Of course, the main trouble about any kind of newspaper work is that it kills all opportunity for original literary work—but I could afford the sacrifice.

Certain branches of teaching admit of opportunity for literary work,—particularly those in which teaching rises to the dignity of the lecture....

The main result of holding a chair of English literature for six years has been to convince me that I know very little about English literature, and never could learn very much. I have learned enough, indeed, to lecture upon the general history of English literature, without the use of notes or books; and I have been able to lecture upon the leading poets and prose-writers of the later periods. But I have not the scholarship needed for the development and exercise of the critical faculty, in the proper sense of the term. I know nothing of Anglo-Saxon: and my knowledge of the relation of English literature to other European literature is limited to the later French and English romantic and realistic periods.

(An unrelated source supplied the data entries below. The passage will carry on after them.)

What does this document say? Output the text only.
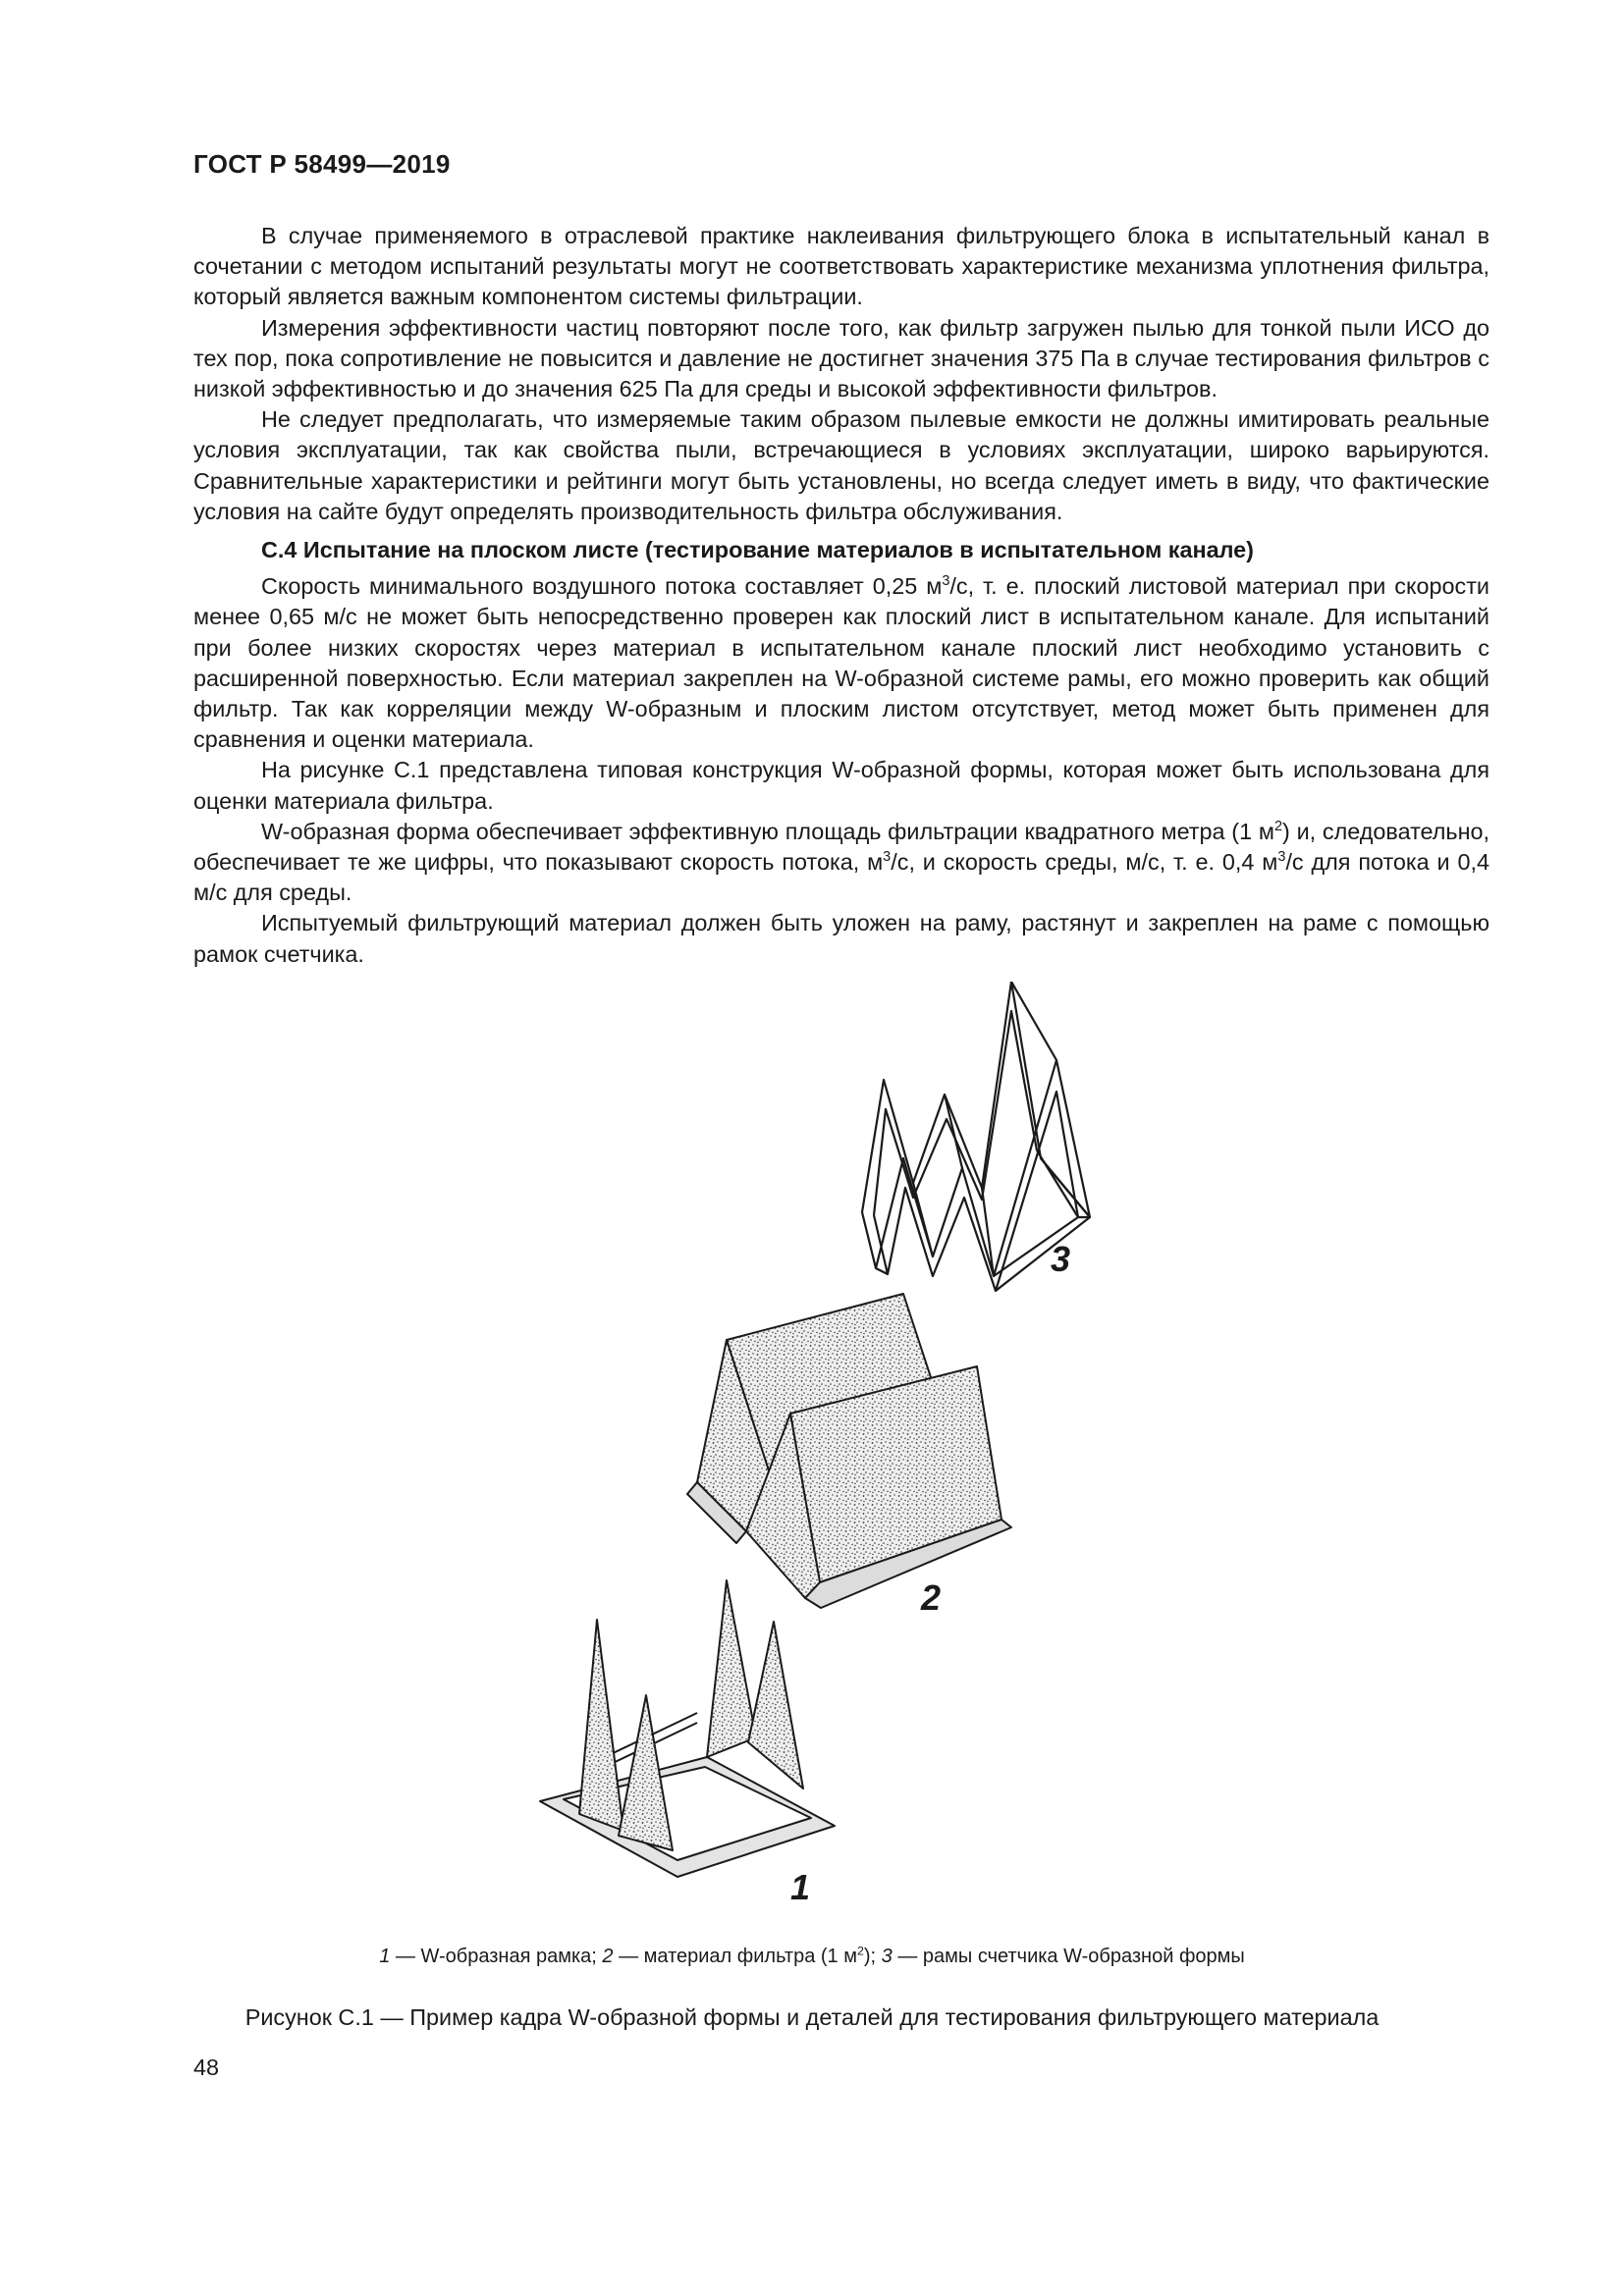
ГОСТ Р 58499—2019

В случае применяемого в отраслевой практике наклеивания фильтрующего блока в испытательный канал в сочетании с методом испытаний результаты могут не соответствовать характеристике механизма уплотнения фильтра, который является важным компонентом системы фильтрации.

Измерения эффективности частиц повторяют после того, как фильтр загружен пылью для тонкой пыли ИСО до тех пор, пока сопротивление не повысится и давление не достигнет значения 375 Па в случае тестирования фильтров с низкой эффективностью и до значения 625 Па для среды и высокой эффективности фильтров.

Не следует предполагать, что измеряемые таким образом пылевые емкости не должны имитировать реальные условия эксплуатации, так как свойства пыли, встречающиеся в условиях эксплуатации, широко варьируются. Сравнительные характеристики и рейтинги могут быть установлены, но всегда следует иметь в виду, что фактические условия на сайте будут определять производительность фильтра обслуживания.

C.4 Испытание на плоском листе (тестирование материалов в испытательном канале)

Скорость минимального воздушного потока составляет 0,25 $м^3/с$, т. е. плоский листовой материал при скорости менее 0,65 м/с не может быть непосредственно проверен как плоский лист в испытательном канале. Для испытаний при более низких скоростях через материал в испытательном канале плоский лист необходимо установить с расширенной поверхностью. Если материал закреплен на W-образной системе рамы, его можно проверить как общий фильтр. Так как корреляции между W-образным и плоским листом отсутствует, метод может быть применен для сравнения и оценки материала.

На рисунке C.1 представлена типовая конструкция W-образной формы, которая может быть использована для оценки материала фильтра.

W-образная форма обеспечивает эффективную площадь фильтрации квадратного метра (1 $м^2$) и, следовательно, обеспечивает те же цифры, что показывают скорость потока, $м^3/с$, и скорость среды, м/с, т. е. 0,4 $м^3/с$ для потока и 0,4 м/с для среды.

Испытуемый фильтрующий материал должен быть уложен на раму, растянут и закреплен на раме с помощью рамок счетчика.

3
2
1
1 — W-образная рамка; 2 — материал фильтра (1 $м^2$); 3 — рамы счетчика W-образной формы
Рисунок C.1 — Пример кадра W-образной формы и деталей для тестирования фильтрующего материала
48
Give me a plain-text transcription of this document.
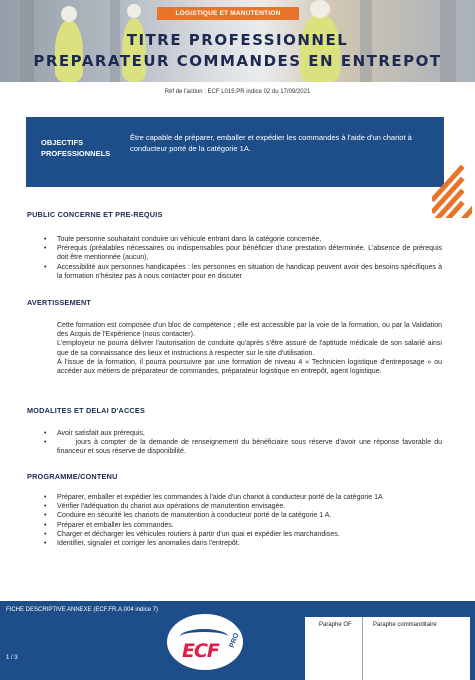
LOGISTIQUE ET MANUTENTION
TITRE PROFESSIONNEL
PREPARATEUR COMMANDES EN ENTREPOT
Réf de l'action : ECF L015.PR indice 02 du 17/09/2021
OBJECTIFS PROFESSIONNELS
Être capable de préparer, emballer et expédier les commandes à l'aide d'un chariot à conducteur porté de la catégorie 1A.
PUBLIC CONCERNE ET PRE-REQUIS
• Toute personne souhaitant conduire un véhicule entrant dans la catégorie concernée,
• Prérequis (préalables nécessaires ou indispensables pour bénéficier d'une prestation déterminée. L'absence de prérequis doit être mentionnée (aucun),
• Accessibilité aux personnes handicapées : les personnes en situation de handicap peuvent avoir des besoins spécifiques à la formation n'hésitez pas à nous contacter pour en discuter
AVERTISSEMENT

Cette formation est composée d'un bloc de compétence ; elle est accessible par la voie de la formation, ou par la Validation des Acquis de l'Expérience (nous contacter).

L'employeur ne pourra délivrer l'autorisation de conduite qu'après s'être assuré de l'aptitude médicale de son salarié ainsi que de sa connaissance des lieux et instructions à respecter sur le site d'utilisation.

À l'issue de la formation, il pourra poursuivre par une formation de niveau 4 « Technicien logistique d'entreposage » ou accéder aux métiers de préparateur de commandes, préparateur logistique en entrepôt, agent logistique.

MODALITES ET DELAI D'ACCES
• Avoir satisfait aux prérequis,
•       jours à compter de la demande de renseignement du bénéficiaire sous réserve d'avoir une réponse favorable du financeur et sous réserve de disponibilité.
PROGRAMME/CONTENU
• Préparer, emballer et expédier les commandes à l'aide d'un chariot à conducteur porté de la catégorie 1A
• Vérifier l'adéquation du chariot aux opérations de manutention envisagée.
• Conduire en sécurité les chariots de manutention à conducteur porté de la catégorie 1 A.
• Préparer et emballer les commandes.
• Charger et décharger les véhicules routiers à partir d'un quai et expédier les marchandises.
• Identifier, signaler et corriger les anomalies dans l'entrepôt.
FICHE DESCRIPTIVE ANNEXE (ECF.FR.A.004 indice 7)
1 / 3	ECF PRO
Paraphe OF	Paraphe commanditaire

Under these circumstances you might well ask how I could fill my chair. The fact is that I never made any false pretences, and never applied for the post. I realized my deficiencies; but I soon felt where I might become strong, and I taught literature as the expression of emotion and sentiment,—as the representation of life. In considering a poet I tried to explain the quality and the powers of the emotion that he produces. In short, I based my teaching altogether upon appeals to the imagination and the emotions of my pupils,—and they have been satisfied (though the fact may signify little, because their imagination is so unlike our own).

Should I attempt to lecture on literature in America, I should only follow the same lines—which are commonly held to be illegitimate, but in which I very firmly believe there are great possibilities. Subjects upon which I think that I have been partly successful are such as these:—

The signification of Style and Personality.

Respective values of various styles. Error of the belief that one method is essentially superior to another.

Physiological signification of the true Realism—as illustrated by the Norse writers and, in modern times, by Flaubert and Maupassant. Psychological signification of Romantic methods.

Metaphysical poetry of George Meredith: illustrating the application of the Evolutional Philosophy to Ethics.

D. G. Rossetti and Christina Rossetti.